Nevertheless, Merkel isn't going anywhere. After all, she has been preparing for such a difficult period for some time.
There is no one left in the CDU who could step up to challenge Merkel. Every potential rival has either fallen on his own sword or been pushed to the margins by the chancellor and CDU party boss. Former CDU parliamentary leader Friedrich Merz, former Hesse governor Roland Koch and current German President Christian Wulff are all on the political sidelines. More recently, Karl-Theodor zu Guttenberg, a name often tapped as a possible future successor to Merkel, resigned from her cabinet after admitting he had plagiarized his doctoral thesis.
No one is left to conduct a party putsch. The CDU is stuck with Merkel until the next election. She's the best they've got.
And who is to say she won't win a third term in 2013. Merkel is a master in the art of political survival, and she surely can see the writing on the wall. Merkel's party has flirted with the possibility of working with the Greens at the national level and even governed together in the city-state of Hamburg from 2008 until November, when the coalition collapsed spectacularly.
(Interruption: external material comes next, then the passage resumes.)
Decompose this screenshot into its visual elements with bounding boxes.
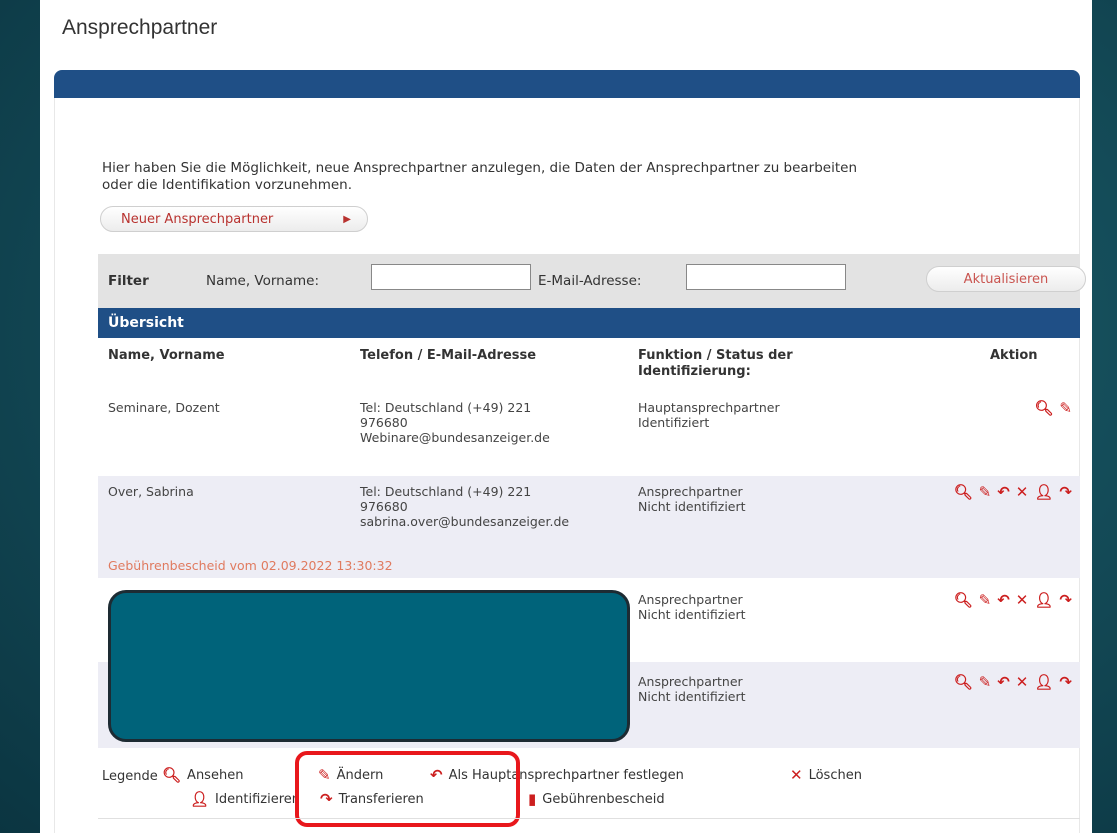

She could begin laying the groundwork for such a coalition soon. Her temporary shutdown of Germany's seven oldest nuclear reactors expires in three months time. An extension, or even a permanent elimination of those seven plants, would be a powerful move toward a partnership with the Greens.
And a move towards political emancipation from the FDP. Chancellor Merkel's popularity ratings, though they have taken a recent hit, remain high. Her current coalition partners, by contrast, are in a hopeless mess. Not only did the FDP, led by Foreign Minister Guido Westerwelle, suffer through catastrophic results in both states on Sunday, the party is also likely headed toward a leadership shake-up.
Westerwelle has become a millstone around the neck of both Merkel and his own party. He is damaging to the coalition and harmful to German foreign policy, as evidenced most recently in his disastrous handling of the no-fly zone resolution.
The only way out would be a fundamental revitalization of the FDP. And as German voters made clear on Sunday, that may no longer be possible.